Personal information
- Full name: Isabelle Frances Daniels
- Born: July 31, 1937 Jakin, Georgia, U.S.
- Died: September 8, 2017 (aged 80)
- Education: Tennessee State University
- Height: 166 cm (5 ft 5 in)
- Weight: 61 kg (134 lb)

Sport
- Sport: Athletics
- Event: Sprint
- Club: TSU Tigers, Nashville

Achievements and titles
- Personal best(s): 100 m – 11.6 (1956) 200 – 23.6 (1959)

Medal record
Representing United States
Olympic Games
| Bronze medal – third place | 1956 Melbourne | 4×100 m relay |
Pan American Games
| Gold medal – first place | 1955 Mexico City | 4×100 m relay |
| Silver medal – second place | 1955 Mexico City | 60 m |
| Gold medal – first place | 1959 Chicago | 4×100 m relay |
| Gold medal – first place | 1959 Chicago | 60 m |
| Silver medal – second place | 1959 Chicago | 200 m |

= Isabelle Daniels =

American sprinter (1937–2017)

Isabelle Frances Daniels (later Holston; July 31, 1937 – September 8, 2017) was an American sprinter.

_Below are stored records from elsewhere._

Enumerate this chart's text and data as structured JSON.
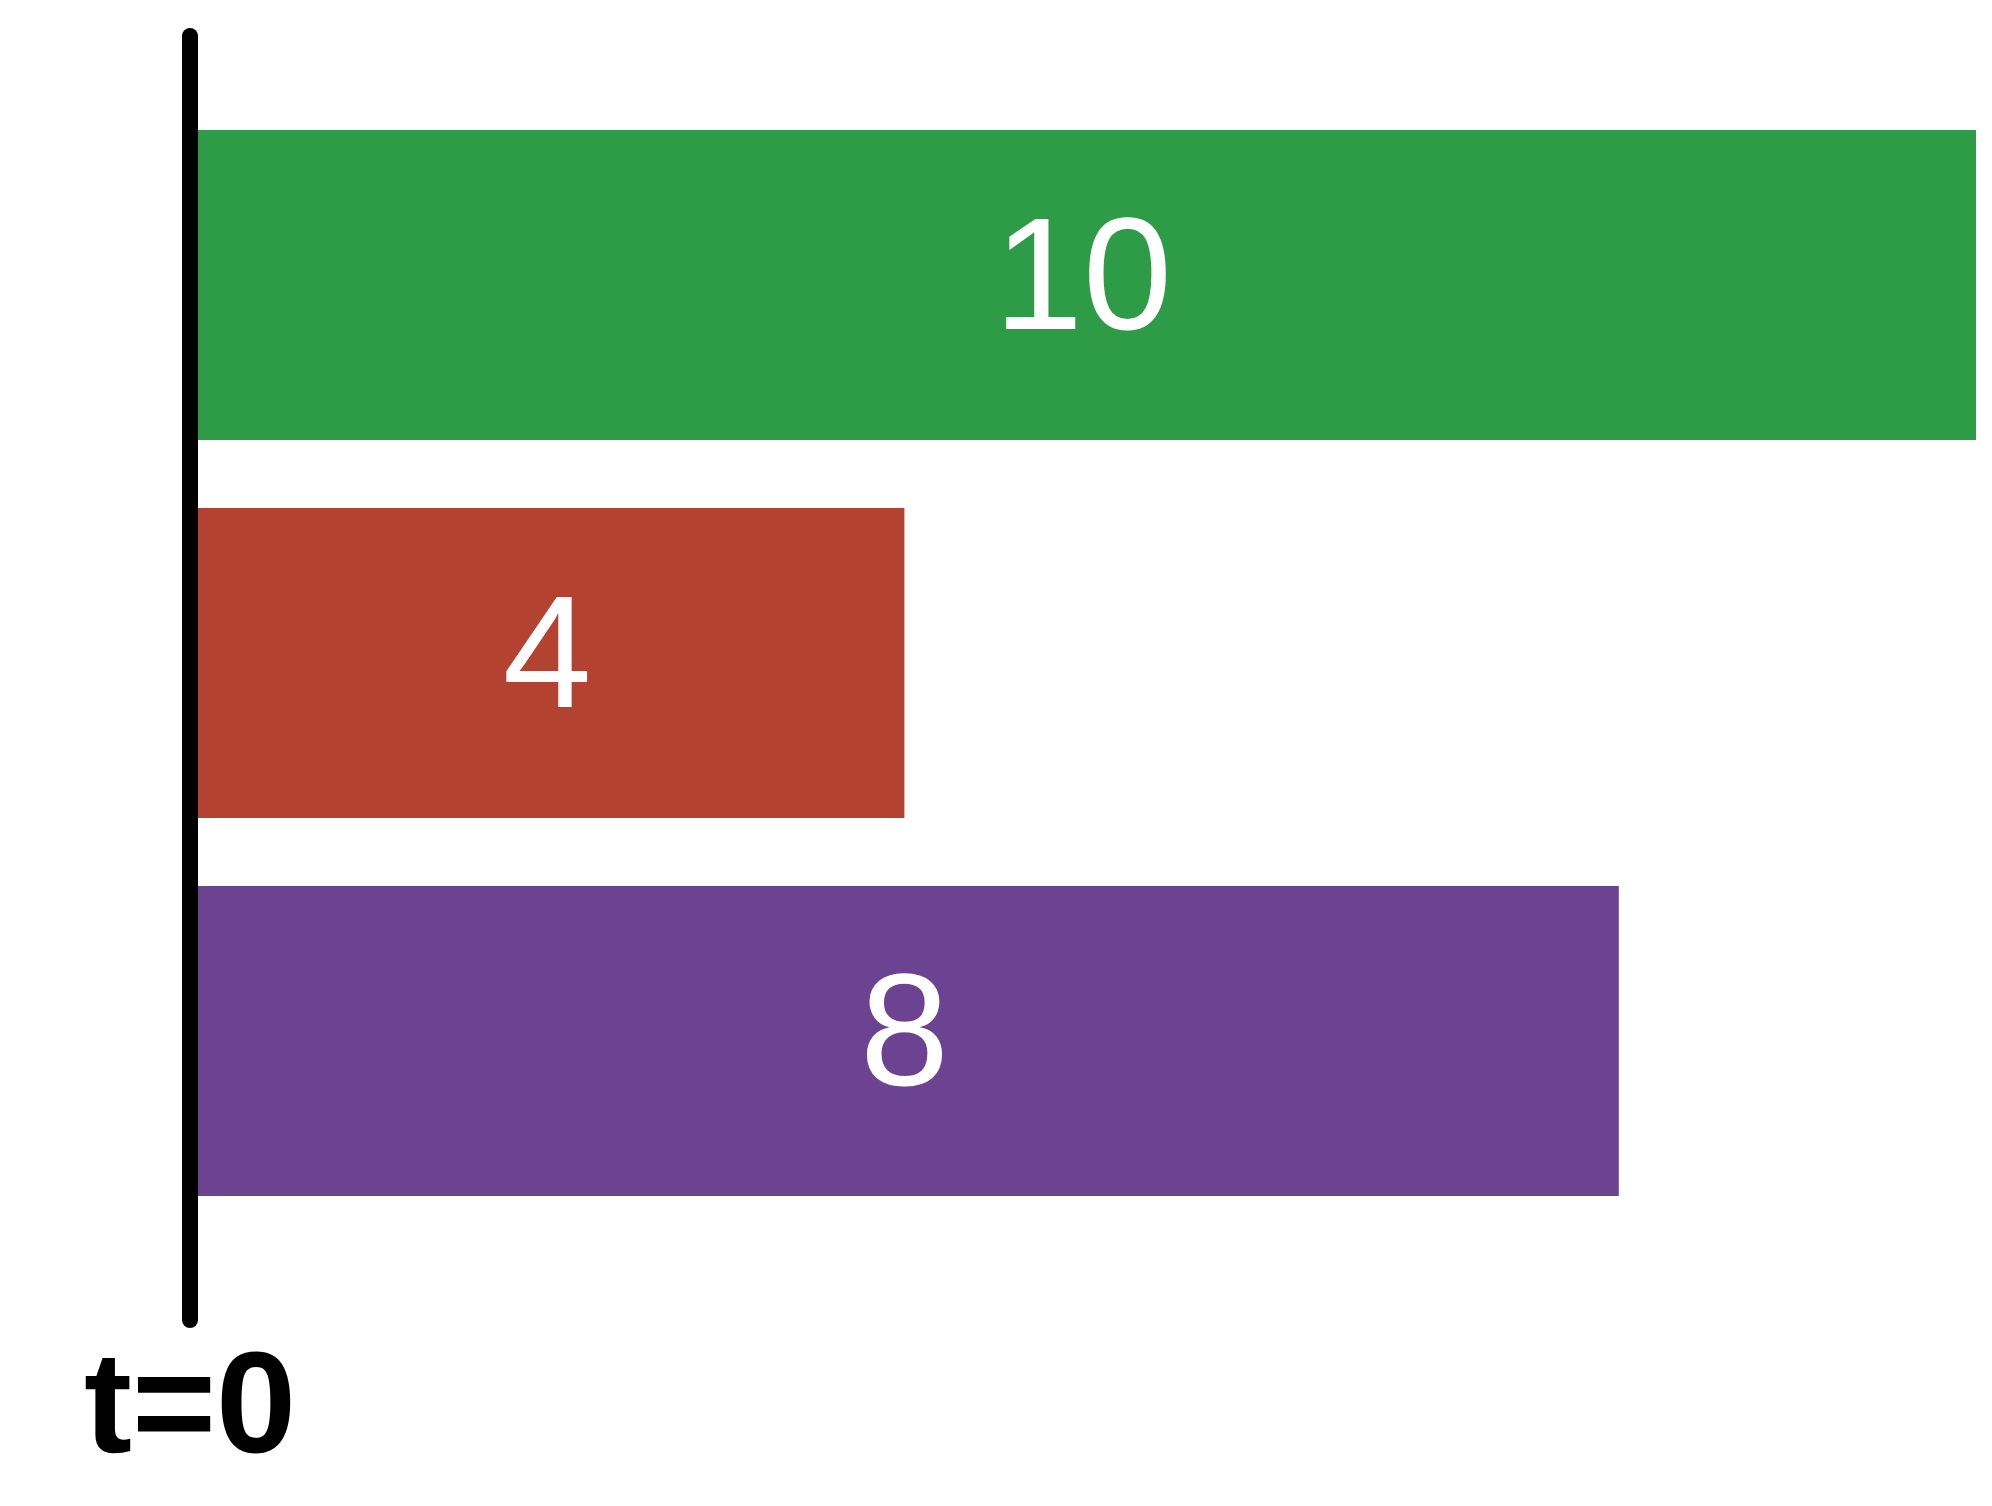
{
  "chart_data": {
    "type": "bar",
    "orientation": "horizontal",
    "categories": [
      null,
      null,
      null
    ],
    "values": [
      10,
      4,
      8
    ],
    "colors": [
      "#2e9b47",
      "#b34230",
      "#6b4391"
    ],
    "xlim": [
      0,
      10
    ],
    "data_labels": true,
    "legend": false,
    "ref_lines": [
      {
        "axis": "x",
        "value": 0,
        "label": "t=0",
        "color": "#000000"
      }
    ]
  }
}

Daniels attended Tennessee State University, where she was part of their AAU champion relay team for 5 years. She took the silver in the 60 meters at the 1955 Pan American Games and was on the winning relay team. She competed for the United States in the 1956 Summer Olympics held in Melbourne, Australia, where she won the bronze medal in the 4×100 metres with her teammates Mae Faggs, Margaret Matthews and Wilma Rudolph, in a race where all three teams beat the existing world record. She was initially placed third in the 100 meters, but was moved to fourth after photos of the finish were examined.

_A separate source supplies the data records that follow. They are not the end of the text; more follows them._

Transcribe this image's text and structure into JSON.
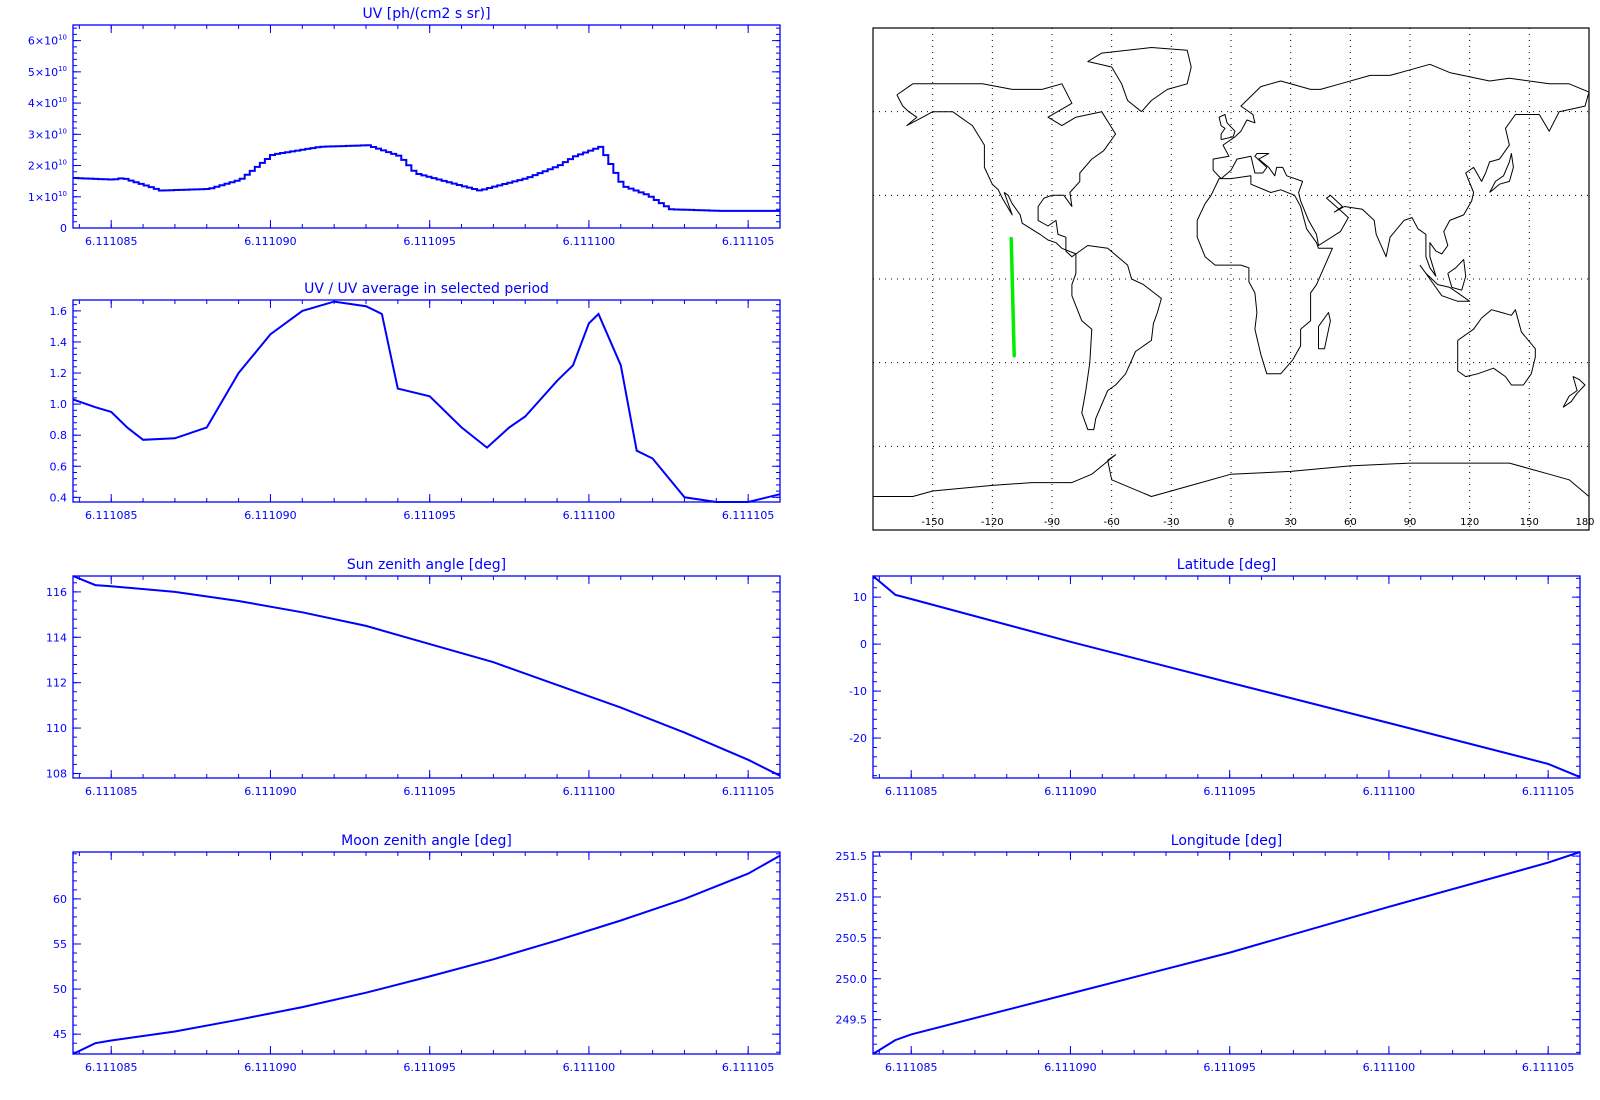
{
  "chart_data": [
    {
      "id": "uv",
      "type": "line",
      "style": "step",
      "title": "UV [ph/(cm2 s sr)]",
      "x_ticks": [
        "6.111085",
        "6.111090",
        "6.111095",
        "6.111100",
        "6.111105"
      ],
      "y_ticks": [
        {
          "mantissa": "0",
          "exp": ""
        },
        {
          "mantissa": "1×10",
          "exp": "10"
        },
        {
          "mantissa": "2×10",
          "exp": "10"
        },
        {
          "mantissa": "3×10",
          "exp": "10"
        },
        {
          "mantissa": "4×10",
          "exp": "10"
        },
        {
          "mantissa": "5×10",
          "exp": "10"
        },
        {
          "mantissa": "6×10",
          "exp": "10"
        }
      ],
      "xlim": [
        6.1110838,
        6.111106
      ],
      "ylim": [
        0,
        65000000000.0
      ],
      "x": [
        6.1110838,
        6.111085,
        6.1110853,
        6.1110865,
        6.111088,
        6.111089,
        6.11109,
        6.1110915,
        6.111093,
        6.111094,
        6.1110945,
        6.1110965,
        6.111098,
        6.111099,
        6.1110995,
        6.1111003,
        6.111101,
        6.1111018,
        6.1111025,
        6.111104,
        6.111106
      ],
      "y": [
        16000000000.0,
        15500000000.0,
        16000000000.0,
        12000000000.0,
        12500000000.0,
        15500000000.0,
        23500000000.0,
        26000000000.0,
        26500000000.0,
        23000000000.0,
        17500000000.0,
        12000000000.0,
        16000000000.0,
        20000000000.0,
        23000000000.0,
        26000000000.0,
        13500000000.0,
        10500000000.0,
        6000000000.0,
        5500000000.0,
        5500000000.0
      ]
    },
    {
      "id": "uv_ratio",
      "type": "line",
      "title": "UV / UV average in selected period",
      "x_ticks": [
        "6.111085",
        "6.111090",
        "6.111095",
        "6.111100",
        "6.111105"
      ],
      "y_ticks": [
        "0.4",
        "0.6",
        "0.8",
        "1.0",
        "1.2",
        "1.4",
        "1.6"
      ],
      "y_tick_values": [
        0.4,
        0.6,
        0.8,
        1.0,
        1.2,
        1.4,
        1.6
      ],
      "xlim": [
        6.1110838,
        6.111106
      ],
      "ylim": [
        0.37,
        1.67
      ],
      "x": [
        6.1110838,
        6.1110845,
        6.111085,
        6.1110855,
        6.111086,
        6.111087,
        6.111088,
        6.111089,
        6.11109,
        6.111091,
        6.111092,
        6.111093,
        6.1110935,
        6.111094,
        6.111095,
        6.111096,
        6.1110968,
        6.1110975,
        6.111098,
        6.111099,
        6.1110995,
        6.1111,
        6.1111003,
        6.111101,
        6.1111015,
        6.111102,
        6.111103,
        6.111104,
        6.111105,
        6.111106
      ],
      "y": [
        1.03,
        0.98,
        0.95,
        0.85,
        0.77,
        0.78,
        0.85,
        1.2,
        1.45,
        1.6,
        1.66,
        1.63,
        1.58,
        1.1,
        1.05,
        0.85,
        0.72,
        0.85,
        0.92,
        1.15,
        1.25,
        1.52,
        1.58,
        1.25,
        0.7,
        0.65,
        0.4,
        0.37,
        0.37,
        0.42
      ]
    },
    {
      "id": "sun_zenith",
      "type": "line",
      "title": "Sun zenith angle [deg]",
      "x_ticks": [
        "6.111085",
        "6.111090",
        "6.111095",
        "6.111100",
        "6.111105"
      ],
      "y_ticks": [
        "108",
        "110",
        "112",
        "114",
        "116"
      ],
      "y_tick_values": [
        108,
        110,
        112,
        114,
        116
      ],
      "xlim": [
        6.1110838,
        6.111106
      ],
      "ylim": [
        107.8,
        116.7
      ],
      "x": [
        6.1110838,
        6.1110845,
        6.111085,
        6.111087,
        6.111089,
        6.111091,
        6.111093,
        6.111095,
        6.111097,
        6.111099,
        6.111101,
        6.111103,
        6.111105,
        6.111106
      ],
      "y": [
        116.7,
        116.3,
        116.25,
        116.0,
        115.6,
        115.1,
        114.5,
        113.7,
        112.9,
        111.9,
        110.9,
        109.8,
        108.6,
        107.9
      ]
    },
    {
      "id": "latitude",
      "type": "line",
      "title": "Latitude [deg]",
      "x_ticks": [
        "6.111085",
        "6.111090",
        "6.111095",
        "6.111100",
        "6.111105"
      ],
      "y_ticks": [
        "-20",
        "-10",
        "0",
        "10"
      ],
      "y_tick_values": [
        -20,
        -10,
        0,
        10
      ],
      "xlim": [
        6.1110838,
        6.111106
      ],
      "ylim": [
        -28.5,
        14.5
      ],
      "x": [
        6.1110838,
        6.1110845,
        6.111085,
        6.11109,
        6.111095,
        6.1111,
        6.111105,
        6.111106
      ],
      "y": [
        14.5,
        10.5,
        9.6,
        0.5,
        -8.2,
        -16.8,
        -25.5,
        -28.3
      ]
    },
    {
      "id": "moon_zenith",
      "type": "line",
      "title": "Moon zenith angle [deg]",
      "x_ticks": [
        "6.111085",
        "6.111090",
        "6.111095",
        "6.111100",
        "6.111105"
      ],
      "y_ticks": [
        "45",
        "50",
        "55",
        "60"
      ],
      "y_tick_values": [
        45,
        50,
        55,
        60
      ],
      "xlim": [
        6.1110838,
        6.111106
      ],
      "ylim": [
        42.8,
        65.2
      ],
      "x": [
        6.1110838,
        6.1110845,
        6.111085,
        6.111087,
        6.111089,
        6.111091,
        6.111093,
        6.111095,
        6.111097,
        6.111099,
        6.111101,
        6.111103,
        6.111105,
        6.111106
      ],
      "y": [
        42.8,
        44.0,
        44.3,
        45.3,
        46.6,
        48.0,
        49.6,
        51.4,
        53.3,
        55.4,
        57.6,
        60.0,
        62.8,
        64.8
      ]
    },
    {
      "id": "longitude",
      "type": "line",
      "title": "Longitude [deg]",
      "x_ticks": [
        "6.111085",
        "6.111090",
        "6.111095",
        "6.111100",
        "6.111105"
      ],
      "y_ticks": [
        "249.5",
        "250.0",
        "250.5",
        "251.0",
        "251.5"
      ],
      "y_tick_values": [
        249.5,
        250.0,
        250.5,
        251.0,
        251.5
      ],
      "xlim": [
        6.1110838,
        6.111106
      ],
      "ylim": [
        249.08,
        251.55
      ],
      "x": [
        6.1110838,
        6.1110845,
        6.111085,
        6.11109,
        6.111095,
        6.1111,
        6.111105,
        6.111106
      ],
      "y": [
        249.08,
        249.25,
        249.32,
        249.82,
        250.32,
        250.88,
        251.42,
        251.55
      ]
    }
  ],
  "map": {
    "x_ticks": [
      "-150",
      "-120",
      "-90",
      "-60",
      "-30",
      "0",
      "30",
      "60",
      "90",
      "120",
      "150",
      "180"
    ],
    "track_color": "#00ee00",
    "track": [
      [
        -110.5,
        14.5
      ],
      [
        -109.0,
        -27.5
      ]
    ]
  }
}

In 1958 she participated in a goodwill tour over the Soviet Union and Eastern Europe. She worked for many years as a physical education teacher and coach in Georgia, where she received numerous awards, including 1990 National Coach of the Year by the National High School Athletic Coaches Association. In 1987 she was inducted into the Georgia Sports Hall of Fame. In 1992 she was honored as the All-State Role Model; a documentary on her life was produced and broadcast in the halftime of the Georgia high school all-stars basketball game. She was also listed on a 1992 "Coaches Care Honor Roll" sponsored by Gatorade. In March 2006 she was inducted into the Hall of Fame of the Bob Hayes Invitational Track Meet in Jacksonville, Florida. Daniels died on September 8, 2017, at the age of 80. She was married to Rev. Sidney R. Holston; the couple had four children.